Seorang warga tengah membersihkan sisa-sisa perabotan yang terbakar di sebuah warung buah di komplek pasar buah Dusun Kerjan, Desa Beji, Kecamatan Patuk, Kamis (4/10/2018). - Istimewa
04 Oktober 2018 15:20 WIB Jalu Rahman Dewantara Gunungkidul Share :

Harianjogja.com, GUNUNGKIDUL—Sedikitnya dua warung di kompleks Pasar Buah Dusun Kerjan, Desa Beji, Kecamatan Patuk, Gunungkidul nyaris ludes dilalap si jago merah pada Kamis (4/10/2018) pagi.

Kapolsek Patuk Kompol Sukamto mengatakan kebakaran tersebut terjadi sekitar pukul 07.30 WIB. Peristiwa itu berawal ketika pemilik warung, Yatun, 40 warga Dusun Widoro Kulon, Desa Bunder, Kecamatan Patuk tengah memasak air di warungnya itu.

Namun lantaran ditinggal keluar dan tanpa disadari selang pada gas terdapat kebocoran, walhasil api dari kompor cepat menyambar gas yang kemudian api tersebut membesar. "Akibatnya kobaran api menghanguskan dapur korban [Yatun]," ucap Sukamto, Kamis.

Selain melalap dapur, api yang sudah membesar tersebut juga merembet ke warung lain milik Novi (30) warga Gunungmanuk, Desa Salam, Kecamatan Patuk.

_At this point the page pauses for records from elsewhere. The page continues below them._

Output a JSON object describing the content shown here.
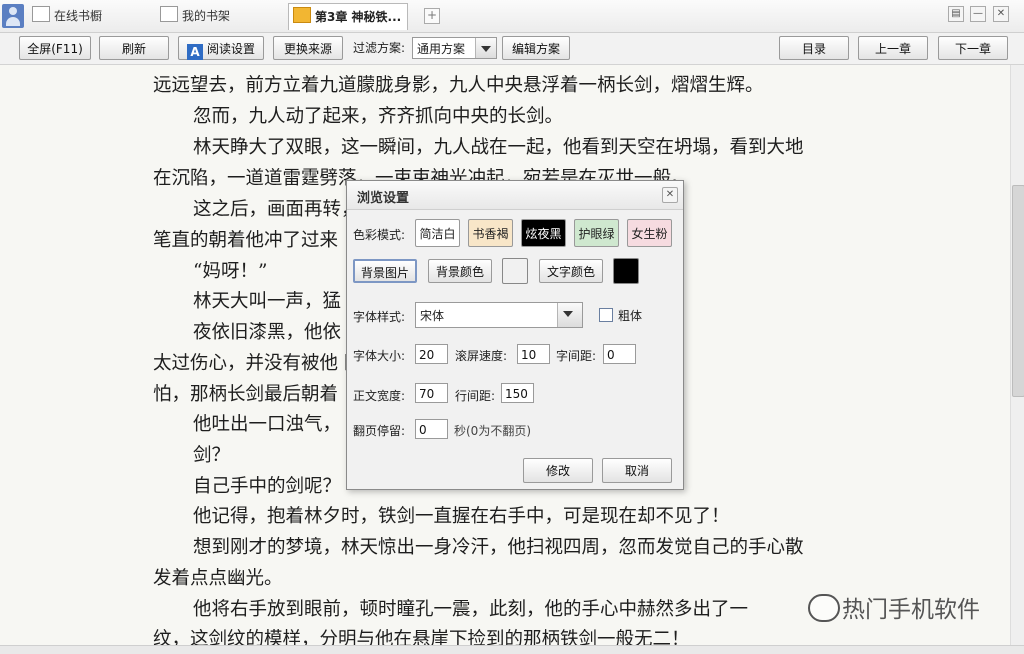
{
  "tabs": [
    {
      "label": "在线书橱"
    },
    {
      "label": "我的书架"
    },
    {
      "label": "第3章  神秘铁..."
    }
  ],
  "tab_add": "+",
  "window_controls": [
    "▤",
    "—",
    "✕"
  ],
  "toolbar": {
    "fullscreen": "全屏(F11)",
    "refresh": "刷新",
    "read_settings_icon": "A",
    "read_settings": "阅读设置",
    "change_source": "更换来源",
    "filter_label": "过滤方案:",
    "filter_value": "通用方案",
    "edit_scheme": "编辑方案",
    "toc": "目录",
    "prev": "上一章",
    "next": "下一章"
  },
  "content_lines": [
    "远远望去，前方立着九道朦胧身影，九人中央悬浮着一柄长剑，熠熠生辉。",
    "忽而，九人动了起来，齐齐抓向中央的长剑。",
    "林天睁大了双眼，这一瞬间，九人战在一起，他看到天空在坍塌，看到大地",
    "在沉陷，一道道雷霆劈落，一束束神光冲起，宛若是在灭世一般。",
    "这之后，画面再转，一重重模糊的壁垒，",
    "笔直的朝着他冲了过来",
    "“妈呀！”",
    "林天大叫一声，猛",
    "夜依旧漆黑，他依                                                    他怀中，或许是因为",
    "太过伤心，并没有被他                                        刚才的梦境太过可",
    "怕，那柄长剑最后朝着",
    "他吐出一口浊气，",
    "剑？",
    "自己手中的剑呢？",
    "他记得，抱着林夕时，铁剑一直握在右手中，可是现在却不见了！",
    "想到刚才的梦境，林天惊出一身冷汗，他扫视四周，忽而发觉自己的手心散",
    "发着点点幽光。",
    "他将右手放到眼前，顿时瞳孔一震，此刻，他的手心中赫然多出了一",
    "纹，这剑纹的模样，分明与他在悬崖下捡到的那柄铁剑一般无二！"
  ],
  "dialog": {
    "title": "浏览设置",
    "close": "✕",
    "color_mode_label": "色彩模式:",
    "schemes": [
      {
        "label": "简洁白",
        "bg": "#ffffff",
        "fg": "#222222"
      },
      {
        "label": "书香褐",
        "bg": "#f8e6c8",
        "fg": "#222222"
      },
      {
        "label": "炫夜黑",
        "bg": "#000000",
        "fg": "#ffffff"
      },
      {
        "label": "护眼绿",
        "bg": "#cfe8cf",
        "fg": "#222222"
      },
      {
        "label": "女生粉",
        "bg": "#f6dbe0",
        "fg": "#222222"
      }
    ],
    "bg_image": "背景图片",
    "bg_color": "背景颜色",
    "bg_color_value": "#f1f1f1",
    "text_color": "文字颜色",
    "text_color_value": "#000000",
    "font_style_label": "字体样式:",
    "font_style_value": "宋体",
    "bold_label": "粗体",
    "bold_checked": false,
    "font_size_label": "字体大小:",
    "font_size": "20",
    "scroll_speed_label": "滚屏速度:",
    "scroll_speed": "10",
    "char_spacing_label": "字间距:",
    "char_spacing": "0",
    "text_width_label": "正文宽度:",
    "text_width": "70",
    "line_spacing_label": "行间距:",
    "line_spacing": "150",
    "page_pause_label": "翻页停留:",
    "page_pause": "0",
    "page_pause_hint": "秒(0为不翻页)",
    "modify": "修改",
    "cancel": "取消"
  },
  "watermark": {
    "text": "热门手机软件"
  }
}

Warga sekitar beserta kepolisian, TNI, GES, TRC BPBD dan Pemadam Kebakaran Gunungkidul lantas berusaha memadamkan api. "Proses pemadaman berlangsung sekitar 30 menit menggunakan air kran PDAM," kata Sukamto.

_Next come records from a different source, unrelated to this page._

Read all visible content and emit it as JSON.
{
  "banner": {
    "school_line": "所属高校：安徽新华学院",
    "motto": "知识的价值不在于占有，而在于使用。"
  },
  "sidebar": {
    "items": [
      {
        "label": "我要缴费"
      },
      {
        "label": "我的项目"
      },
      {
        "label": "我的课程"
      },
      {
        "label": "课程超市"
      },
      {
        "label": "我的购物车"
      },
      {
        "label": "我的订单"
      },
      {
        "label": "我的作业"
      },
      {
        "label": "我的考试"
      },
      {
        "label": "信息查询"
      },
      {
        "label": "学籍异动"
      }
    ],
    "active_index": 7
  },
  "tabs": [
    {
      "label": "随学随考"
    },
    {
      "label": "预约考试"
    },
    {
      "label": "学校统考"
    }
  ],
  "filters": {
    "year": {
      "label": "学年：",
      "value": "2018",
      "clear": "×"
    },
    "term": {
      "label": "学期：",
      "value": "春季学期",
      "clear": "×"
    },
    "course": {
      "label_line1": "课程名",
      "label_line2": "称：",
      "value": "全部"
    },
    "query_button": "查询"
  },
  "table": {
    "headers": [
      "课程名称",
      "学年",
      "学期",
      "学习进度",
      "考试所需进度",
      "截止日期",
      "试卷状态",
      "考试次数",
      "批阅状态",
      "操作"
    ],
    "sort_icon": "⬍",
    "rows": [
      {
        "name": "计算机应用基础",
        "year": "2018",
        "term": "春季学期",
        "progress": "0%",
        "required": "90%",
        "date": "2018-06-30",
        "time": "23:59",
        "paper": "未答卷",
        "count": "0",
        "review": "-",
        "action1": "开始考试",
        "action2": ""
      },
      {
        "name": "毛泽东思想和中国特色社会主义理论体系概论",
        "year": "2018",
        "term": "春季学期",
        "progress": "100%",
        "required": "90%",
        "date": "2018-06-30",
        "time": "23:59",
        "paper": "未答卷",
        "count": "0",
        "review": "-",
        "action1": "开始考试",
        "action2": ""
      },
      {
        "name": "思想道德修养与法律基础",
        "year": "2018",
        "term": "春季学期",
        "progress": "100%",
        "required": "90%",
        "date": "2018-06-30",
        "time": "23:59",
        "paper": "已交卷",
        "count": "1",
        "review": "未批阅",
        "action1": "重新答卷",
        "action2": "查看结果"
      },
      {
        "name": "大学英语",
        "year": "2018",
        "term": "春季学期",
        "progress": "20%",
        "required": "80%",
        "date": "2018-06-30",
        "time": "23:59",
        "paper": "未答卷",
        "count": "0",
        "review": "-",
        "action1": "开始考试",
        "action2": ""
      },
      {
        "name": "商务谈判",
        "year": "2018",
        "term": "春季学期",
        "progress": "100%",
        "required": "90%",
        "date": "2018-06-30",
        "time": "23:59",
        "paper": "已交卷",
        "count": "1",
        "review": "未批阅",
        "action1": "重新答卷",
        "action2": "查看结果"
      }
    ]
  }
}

Kepala Kantor Pemadam Kebakaran Gunungkidul, Diyono mengatakan dalam peristiwa ini tidak memakan korban jiwa, tapi kerugian materi mencapai Rp5 juta. Diyono menduga penyebab kebakaran akibat kebocoran gas, sehingga api menyambar dan membakar warung yang terbuat dari kayu tersebut.